É conhecido o que nossos livros sagrados trazem que o valor numérico de Amalek é “safek”, ou seja, “incerteza”, “dúvida”. “Goral”, sorteio, que é o uso prático da incerteza, também tem o valor numérico[18] de Amalek. De fato, a maior ameaça para o serviço a D’us é a incerteza. Afinal, ninguém que teme a D’us irá transgredir uma proibição clara e total. Já quando surge um pouco de incerteza em seu coração – quanto à existência de D’us, ou quanto ao status haláchico do assunto ou mesmo quanto à gravidade da proibição – abre-se a oportunidade para pecar[19].
Tomemos como exemplo o fumo: as pessoas não têm certeza absoluta de que, em seu caso específico, o fumo levará à morte, e portanto acabam fumando. Caso tivessem cem por cento de certeza de que o fumo encurtará suas vidas, na certa parariam de fumar, mesmo que isso exigisse muito esforço de sua parte. Assim, basta uma “incerteza” no coração da pessoa para que ela seja levada por suas vontades de maneira irresponsável e insensata.
A força de Amalek é levantar a dúvida e usar sua força destrutiva para lutar contra o bem. É isso que fez Amalek quando o Povo de Israel saiu do Egito. Conforme nossos sábios contam (Tanchuma[20]):
“Amalek “esfriou” Israel, a exemplo de uma banheira cheia de água fervente na qual ninguém era capaz de entrar. Veio um homem infame e pulou dentro dela. Mesmo que tenha se queimado, esfriou a banheira aos olhos de todos. O mesmo ocorreu com o Povo de Israel. Quando este saiu do Egito, o mar vermelho abriu-se perante ele, os egípcios foram afogados e todos os povos ficaram aterrorizados. Quando Amalek veio lutar com o Povo de Israel, mesmo que tenha levado a pior, esfriou-o perante as demais nações do mundo”.
Ou seja: até o ataque de Amalek, todas as nações temiam o D’us de Israel e sabiam que, caso atacassem Seu povo, com certeza seriam vencidos.
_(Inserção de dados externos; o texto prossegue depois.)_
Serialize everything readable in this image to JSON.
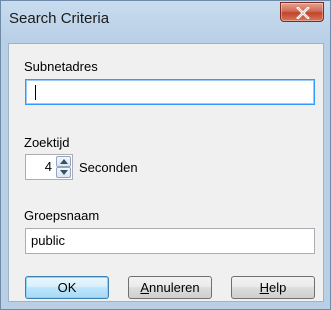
{
  "dialog": {
    "title": "Search Criteria"
  },
  "fields": {
    "subnet_label": "Subnetadres",
    "subnet_value": "",
    "timeout_label": "Zoektijd",
    "timeout_value": "4",
    "timeout_unit": "Seconden",
    "group_label": "Groepsnaam",
    "group_value": "public"
  },
  "buttons": {
    "ok_label": "OK",
    "cancel_first": "A",
    "cancel_rest": "nnuleren",
    "help_first": "H",
    "help_rest": "elp"
  },
  "icons": {
    "close": "close-icon",
    "spin_up": "arrow-up-icon",
    "spin_down": "arrow-down-icon"
  },
  "colors": {
    "close_button": "#c94a33",
    "focus_border": "#3399ff",
    "default_button": "#bee6fd"
  }
}
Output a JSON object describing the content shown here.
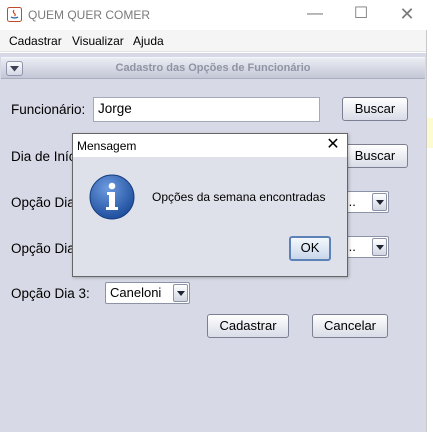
{
  "window": {
    "title": "QUEM QUER COMER",
    "minimize_glyph": "—",
    "maximize_glyph": "☐",
    "close_glyph": "✕"
  },
  "menu": {
    "items": [
      "Cadastrar",
      "Visualizar",
      "Ajuda"
    ]
  },
  "section": {
    "title": "Cadastro das Opções de Funcionário"
  },
  "form": {
    "funcionario_label": "Funcionário:",
    "funcionario_value": "Jorge",
    "buscar_label": "Buscar",
    "dia_inicio_label": "Dia de Iníc",
    "buscar2_label": "Buscar",
    "opcao1_label": "Opção Dia",
    "opcao1_value": "...",
    "opcao2_label": "Opção Dia",
    "opcao2_value": "...",
    "opcao3_label": "Opção Dia 3:",
    "opcao3_value": "Caneloni",
    "cadastrar_label": "Cadastrar",
    "cancelar_label": "Cancelar"
  },
  "dialog": {
    "title": "Mensagem",
    "close_glyph": "✕",
    "message": "Opções da semana encontradas",
    "ok_label": "OK",
    "icon": "info-icon"
  },
  "colors": {
    "panel_bg": "#d7d9e6",
    "dialog_bg": "#dfe1ea",
    "info_icon_blue": "#2c63b8",
    "ok_border": "#5d82b8"
  }
}
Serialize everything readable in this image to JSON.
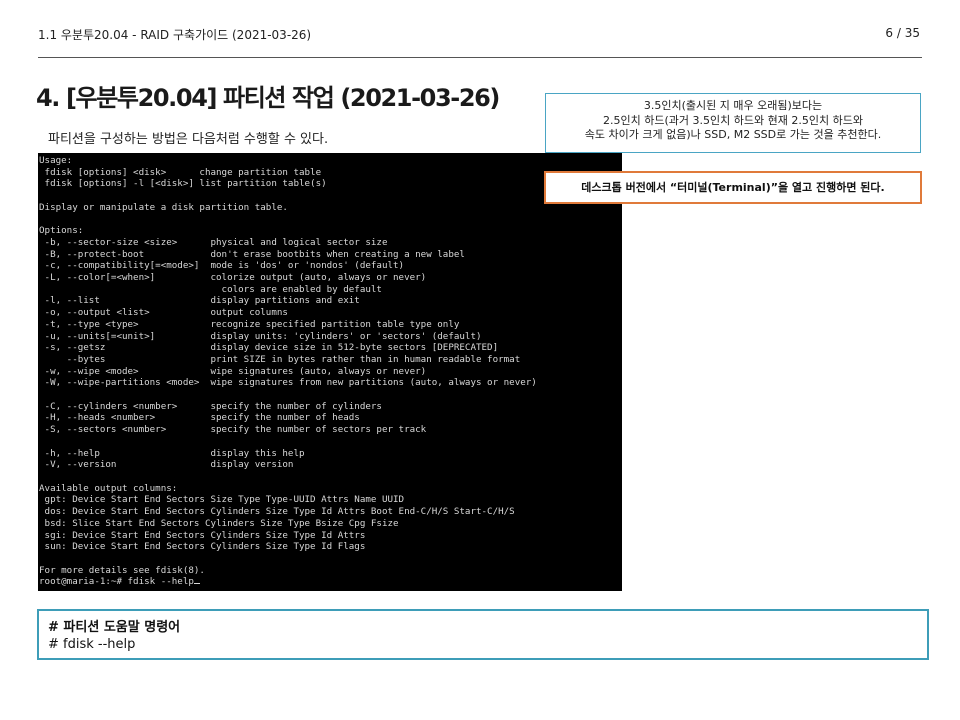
{
  "header": {
    "doc_title": "1.1 우분투20.04 - RAID 구축가이드 (2021-03-26)",
    "page": "6 / 35"
  },
  "slide": {
    "title": "4. [우분투20.04] 파티션 작업 (2021-03-26)",
    "intro": "파티션을 구성하는 방법은 다음처럼 수행할 수 있다."
  },
  "info_box": {
    "lines": [
      "3.5인치(출시된 지 매우 오래됨)보다는",
      "2.5인치 하드(과거 3.5인치 하드와 현재 2.5인치 하드와",
      "속도 차이가 크게 없음)나 SSD, M2 SSD로 가는 것을 추천한다."
    ]
  },
  "warn_box": {
    "text": "데스크톱 버전에서 “터미널(Terminal)”을 열고 진행하면 된다."
  },
  "terminal": {
    "lines": [
      "Usage:",
      " fdisk [options] <disk>      change partition table",
      " fdisk [options] -l [<disk>] list partition table(s)",
      "",
      "Display or manipulate a disk partition table.",
      "",
      "Options:",
      " -b, --sector-size <size>      physical and logical sector size",
      " -B, --protect-boot            don't erase bootbits when creating a new label",
      " -c, --compatibility[=<mode>]  mode is 'dos' or 'nondos' (default)",
      " -L, --color[=<when>]          colorize output (auto, always or never)",
      "                                 colors are enabled by default",
      " -l, --list                    display partitions and exit",
      " -o, --output <list>           output columns",
      " -t, --type <type>             recognize specified partition table type only",
      " -u, --units[=<unit>]          display units: 'cylinders' or 'sectors' (default)",
      " -s, --getsz                   display device size in 512-byte sectors [DEPRECATED]",
      "     --bytes                   print SIZE in bytes rather than in human readable format",
      " -w, --wipe <mode>             wipe signatures (auto, always or never)",
      " -W, --wipe-partitions <mode>  wipe signatures from new partitions (auto, always or never)",
      "",
      " -C, --cylinders <number>      specify the number of cylinders",
      " -H, --heads <number>          specify the number of heads",
      " -S, --sectors <number>        specify the number of sectors per track",
      "",
      " -h, --help                    display this help",
      " -V, --version                 display version",
      "",
      "Available output columns:",
      " gpt: Device Start End Sectors Size Type Type-UUID Attrs Name UUID",
      " dos: Device Start End Sectors Cylinders Size Type Id Attrs Boot End-C/H/S Start-C/H/S",
      " bsd: Slice Start End Sectors Cylinders Size Type Bsize Cpg Fsize",
      " sgi: Device Start End Sectors Cylinders Size Type Id Attrs",
      " sun: Device Start End Sectors Cylinders Size Type Id Flags",
      "",
      "For more details see fdisk(8).",
      "root@maria-1:~# fdisk --help"
    ]
  },
  "command_box": {
    "title": "# 파티션 도움말 명령어",
    "command": "# fdisk --help"
  }
}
Amalek mudou a situação, inseminando dúvida nos corações dos outros povos: será que vencer Israel era de fato uma missão impossível? Sempre que a dúvida aparece, o temor a D’us se esvai e, desta forma, as nações receberam forças para atacar Israel. Exatamente como acontece com o fumo, como citado.
Isso explica o que dizem nossos sábios no Tratado de Kidushin[21]: “O mais digno dos açougueiros é sócio de Amalek”. Explica Rashí: “Ele se depara com alguns animais nos quais há incerteza se são terefot[22] e, por querer manter seu dinheiro, acaba vendendo essa carne”.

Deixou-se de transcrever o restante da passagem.